Oldest Full-Time Park Ranger, Betty Reid Soskin, Invited to Light National Christmas Tree in Washington, D.C.

Betty Reid Soskin was "stunned" to be asked to introduce the president.

The oldest U.S. full-time park ranger, who made headlines when she complained that the national furlough was keeping her at home and off the job, was asked to light the national Christmas tree and introduce President Barack Obama.

"I was stunned," said Betty Reid Soskin, 94, who before the request was having a pretty off day last week at her job as an interpretive park ranger at the Rosie the Riveter/World War II Home Front National Historic Park in Richmond, California. During World War II, Soskin worked as a clerk for the all-black Boilermakers A-36.

Soskin said that not only was she invited to attend the Dec. 3 tree lighting, she was asked to introduce the president of the United States. The National Park Service has not formally announced the full guest list yet. The event will be streamed online.

Folks in her hometown are thrilled.

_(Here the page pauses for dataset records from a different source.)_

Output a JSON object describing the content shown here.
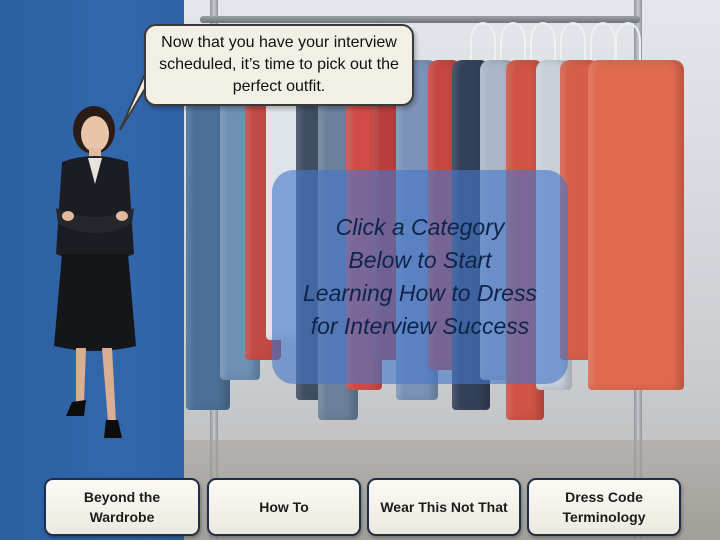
{
  "speech_bubble": {
    "text": "Now that you have your interview scheduled, it’s time to pick out the perfect outfit."
  },
  "instruction": {
    "text": "Click a Category\nBelow to Start\nLearning How to Dress\nfor Interview Success"
  },
  "categories": [
    {
      "label": "Beyond the\nWardrobe"
    },
    {
      "label": "How To"
    },
    {
      "label": "Wear This Not That"
    },
    {
      "label": "Dress Code\nTerminology"
    }
  ],
  "colors": {
    "panel_blue": "#2f62a6",
    "overlay_blue": "#4678c8",
    "button_fill": "#f7f5ee",
    "button_border": "#1d2e4a"
  }
}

But not surprised.

They’re now used to the woman who grabbed headlines in 2013 when she told Congress to get its act together and end the government shutdown. She said at her age, she was running out of time and didn't want to waste any more of it sitting at home.

“Everyone loves her. Betty is the iconic face of the park,” Richmond Mayor Tom Butt said of Soskin on Wednesday morning. “And the publicity is good for our national park and our city.”

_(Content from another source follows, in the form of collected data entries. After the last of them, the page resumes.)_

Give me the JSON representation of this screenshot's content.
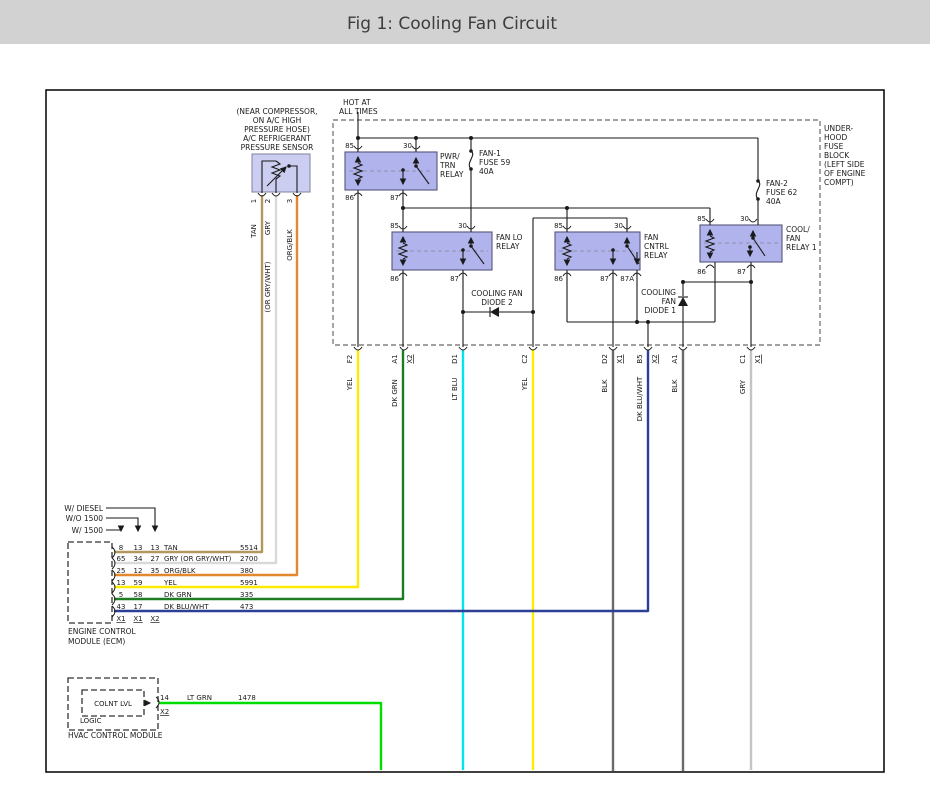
{
  "title": "Fig 1: Cooling Fan Circuit",
  "colors": {
    "header_bg": "#d2d2d2",
    "block_fill": "#cbcdf1",
    "relay_fill": "#b1b4ec",
    "label_blue": "#5e6fd6",
    "link_blue": "#3f62d9",
    "navy": "#223a8c",
    "yel": "#ffeb00",
    "dk_grn": "#1e7d22",
    "lt_blu": "#00e5ee",
    "blk": "#6b6b6b",
    "dk_blu_wht": "#2b3f94",
    "gry": "#c4c4c4",
    "tan": "#b3985e",
    "gry_wht": "#d9d9d9",
    "org_blk": "#e2882f",
    "lt_grn": "#00dd00"
  },
  "power": [
    "HOT AT",
    "ALL TIMES"
  ],
  "sensor": {
    "location": [
      "(NEAR COMPRESSOR,",
      "ON A/C HIGH",
      "PRESSURE HOSE)"
    ],
    "name": [
      "A/C REFRIGERANT",
      "PRESSURE SENSOR"
    ],
    "pins": [
      "1",
      "2",
      "3"
    ],
    "wires": [
      "TAN",
      "GRY",
      "(OR GRY/WHT)",
      "ORG/BLK"
    ]
  },
  "fuse_block": {
    "name": [
      "UNDER-",
      "HOOD",
      "FUSE",
      "BLOCK",
      "(LEFT SIDE",
      "OF ENGINE",
      "COMPT)"
    ],
    "fuse1": [
      "FAN-1",
      "FUSE 59",
      "40A"
    ],
    "fuse2": [
      "FAN-2",
      "FUSE 62",
      "40A"
    ],
    "relay_pwr": {
      "name": [
        "PWR/",
        "TRN",
        "RELAY"
      ],
      "p": [
        "85",
        "30",
        "86",
        "87"
      ]
    },
    "relay_fanlo": {
      "name": [
        "FAN LO",
        "RELAY"
      ],
      "p": [
        "85",
        "30",
        "86",
        "87"
      ]
    },
    "relay_fancntrl": {
      "name": [
        "FAN",
        "CNTRL",
        "RELAY"
      ],
      "p": [
        "85",
        "30",
        "86",
        "87",
        "87A"
      ]
    },
    "relay_coolfan": {
      "name": [
        "COOL/",
        "FAN",
        "RELAY 1"
      ],
      "p": [
        "85",
        "30",
        "86",
        "87"
      ]
    },
    "diode2": [
      "COOLING FAN",
      "DIODE 2"
    ],
    "diode1": [
      "COOLING",
      "FAN",
      "DIODE 1"
    ],
    "exits": [
      {
        "pin": "F2",
        "conn": ""
      },
      {
        "pin": "A1",
        "conn": "X2"
      },
      {
        "pin": "D1",
        "conn": ""
      },
      {
        "pin": "C2",
        "conn": ""
      },
      {
        "pin": "D2",
        "conn": "X1"
      },
      {
        "pin": "B5",
        "conn": "X2"
      },
      {
        "pin": "A1",
        "conn": ""
      },
      {
        "pin": "C1",
        "conn": "X1"
      }
    ]
  },
  "wire_labels": [
    "YEL",
    "DK GRN",
    "LT BLU",
    "YEL",
    "BLK",
    "DK BLU/WHT",
    "BLK",
    "GRY"
  ],
  "ecm": {
    "variants": [
      "W/ DIESEL",
      "W/O 1500",
      "W/ 1500"
    ],
    "rows": [
      [
        "8",
        "13",
        "13",
        "TAN",
        "5514"
      ],
      [
        "65",
        "34",
        "27",
        "GRY  (OR GRY/WHT)",
        "2700"
      ],
      [
        "25",
        "12",
        "35",
        "ORG/BLK",
        "380"
      ],
      [
        "13",
        "59",
        "",
        "YEL",
        "5991"
      ],
      [
        "5",
        "58",
        "",
        "DK GRN",
        "335"
      ],
      [
        "43",
        "17",
        "",
        "DK BLU/WHT",
        "473"
      ]
    ],
    "conns": [
      "X1",
      "X1",
      "X2"
    ],
    "name": [
      "ENGINE CONTROL",
      "MODULE (ECM)"
    ]
  },
  "hvac": {
    "logic_block": "COLNT LVL",
    "logic": "LOGIC",
    "name": "HVAC CONTROL MODULE",
    "pin": "14",
    "conn": "X2",
    "wire": "LT GRN",
    "circuit": "1478"
  }
}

The honor came on a day when Soskin wasn’t feeling her finest. The nearly centenarian described what happened on her blog, “CBreaux Speaks….After More Than Nine Decades of Crowing the Sun Up.” Her Nov. 18 post is titled, “Whiplash! Out of total despair – into sublime joy.”

Soskin said she was supposed to be leading a tour of 55 advanced placement students from Vacaville, California. She was feeling old, that “someone far younger than I should be interacting with the teens…I felt so inadequate.” She was looking forward to her later presentation in the afternoon with adults.

As the curtains were drawn and she was ready to start her spiel, Soskin said a docent tapped her on the shoulder. He said there was an urgent call from the park superintendent and that she had to immediately leave to take it.

National Park Service Director Jon Jarvis in Washington, D.C. was on the line. Would she light the Christmas tree with the First Family on Christmas? Oh, and would she introduce the president?

Soskin did not specify what she told Jarvis.

But there’s little room to guess her answer. She takes off for the White House on Dec. 1.

“I'm not sure where my feet were, but somehow they fell into place beneath me and took me back into the theater where the film was still in progress,” she wrote, saying she blurted the news to her audience. “Surprisingly, after taking a few quieting breaths, I was able to pick up the next few sentences of my presentation, and allow the excitement to be quelled until the work was done. Time enough later to go out to the water's edge to stand quietly to let it all in.”